There's a reason the Founding Fathers enumerated very few "inalienable" rights, because there are only a few, no matter how fundamental they are to our society, and civilization in general.
More specifically, no material right can be inalienable by definition. This is something very few people seem to understand and yet the foundation of "liberal" policy assumes the very opposite. You cannot have an inalienable right to a finite resource, because it's always possible for there to simply not be enough of that resource.
So, do you have a right to have access to health care? Sure.
Reasonably priced health care? Yes, whenever possible. You have the right in general not to be extorted. Therefore you have the right to be charged a fair amount for services and products. What's fair? That's another can of worms, but let's move on.

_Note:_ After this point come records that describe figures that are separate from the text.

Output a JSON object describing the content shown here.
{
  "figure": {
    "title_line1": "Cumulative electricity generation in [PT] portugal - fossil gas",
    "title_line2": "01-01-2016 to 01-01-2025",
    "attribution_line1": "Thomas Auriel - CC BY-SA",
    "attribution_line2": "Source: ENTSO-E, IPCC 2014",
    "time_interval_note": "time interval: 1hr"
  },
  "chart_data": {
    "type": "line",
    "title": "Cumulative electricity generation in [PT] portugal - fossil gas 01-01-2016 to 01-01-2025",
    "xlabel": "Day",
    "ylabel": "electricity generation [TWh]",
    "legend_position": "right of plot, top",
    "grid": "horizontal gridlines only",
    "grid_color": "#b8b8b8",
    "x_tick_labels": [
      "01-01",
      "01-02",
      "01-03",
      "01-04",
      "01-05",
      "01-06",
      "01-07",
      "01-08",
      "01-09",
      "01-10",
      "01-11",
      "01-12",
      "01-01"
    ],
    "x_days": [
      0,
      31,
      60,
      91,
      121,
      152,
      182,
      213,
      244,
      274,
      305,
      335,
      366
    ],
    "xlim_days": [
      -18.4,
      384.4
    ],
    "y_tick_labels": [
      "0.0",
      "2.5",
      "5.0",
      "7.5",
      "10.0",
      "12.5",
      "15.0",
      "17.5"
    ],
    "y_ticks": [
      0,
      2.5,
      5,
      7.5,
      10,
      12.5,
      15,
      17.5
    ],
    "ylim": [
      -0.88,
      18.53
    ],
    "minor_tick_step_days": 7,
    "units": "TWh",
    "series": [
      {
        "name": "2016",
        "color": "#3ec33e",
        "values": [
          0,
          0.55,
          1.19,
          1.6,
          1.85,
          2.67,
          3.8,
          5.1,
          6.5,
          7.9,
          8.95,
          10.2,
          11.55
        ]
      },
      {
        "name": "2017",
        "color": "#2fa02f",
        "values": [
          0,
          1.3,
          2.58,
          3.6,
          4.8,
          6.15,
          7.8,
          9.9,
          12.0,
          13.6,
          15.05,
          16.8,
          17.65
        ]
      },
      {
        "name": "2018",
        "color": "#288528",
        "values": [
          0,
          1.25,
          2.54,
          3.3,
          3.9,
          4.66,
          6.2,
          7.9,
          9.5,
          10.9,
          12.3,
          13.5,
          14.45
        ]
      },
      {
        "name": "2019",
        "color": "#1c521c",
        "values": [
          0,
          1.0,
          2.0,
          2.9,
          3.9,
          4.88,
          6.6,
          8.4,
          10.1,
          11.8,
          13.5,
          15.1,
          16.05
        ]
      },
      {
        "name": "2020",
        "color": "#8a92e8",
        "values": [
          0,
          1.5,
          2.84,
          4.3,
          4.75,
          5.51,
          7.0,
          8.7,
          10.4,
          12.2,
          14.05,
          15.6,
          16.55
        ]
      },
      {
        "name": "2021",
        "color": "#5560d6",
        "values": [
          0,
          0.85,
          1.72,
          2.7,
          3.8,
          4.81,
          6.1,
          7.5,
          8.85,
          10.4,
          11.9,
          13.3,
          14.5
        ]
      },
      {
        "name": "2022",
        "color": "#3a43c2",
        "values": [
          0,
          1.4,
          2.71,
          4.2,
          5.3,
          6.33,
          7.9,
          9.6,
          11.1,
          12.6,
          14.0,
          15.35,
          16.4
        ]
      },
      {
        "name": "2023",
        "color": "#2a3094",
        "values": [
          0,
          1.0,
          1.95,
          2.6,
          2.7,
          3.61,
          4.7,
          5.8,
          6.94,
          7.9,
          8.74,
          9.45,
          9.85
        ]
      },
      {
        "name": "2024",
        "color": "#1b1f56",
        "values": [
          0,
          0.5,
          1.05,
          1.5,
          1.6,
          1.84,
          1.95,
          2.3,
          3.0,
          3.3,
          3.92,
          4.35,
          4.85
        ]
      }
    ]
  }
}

Free health care? Absolutely not. This is not a right and cannot be a right, even a non-inalienable right. It's literally impossible to provide it so how could it be considered a "right", especially given the extremely vague nature of the concept of "health care", which today is considered to comprise a much broader range of products and services than what is literally needed to cure sickness (as opposed to maintain health... it's an important distinction).
If you do have some form of health care that you do not pay for directly, it's a privilege. It's arguable that to grant everyone this privilege is a good idea and an attainable goal (although I don't think it is), but we are not talking about rights.
We are decades too far into this debate to still have this much trouble defining our terms.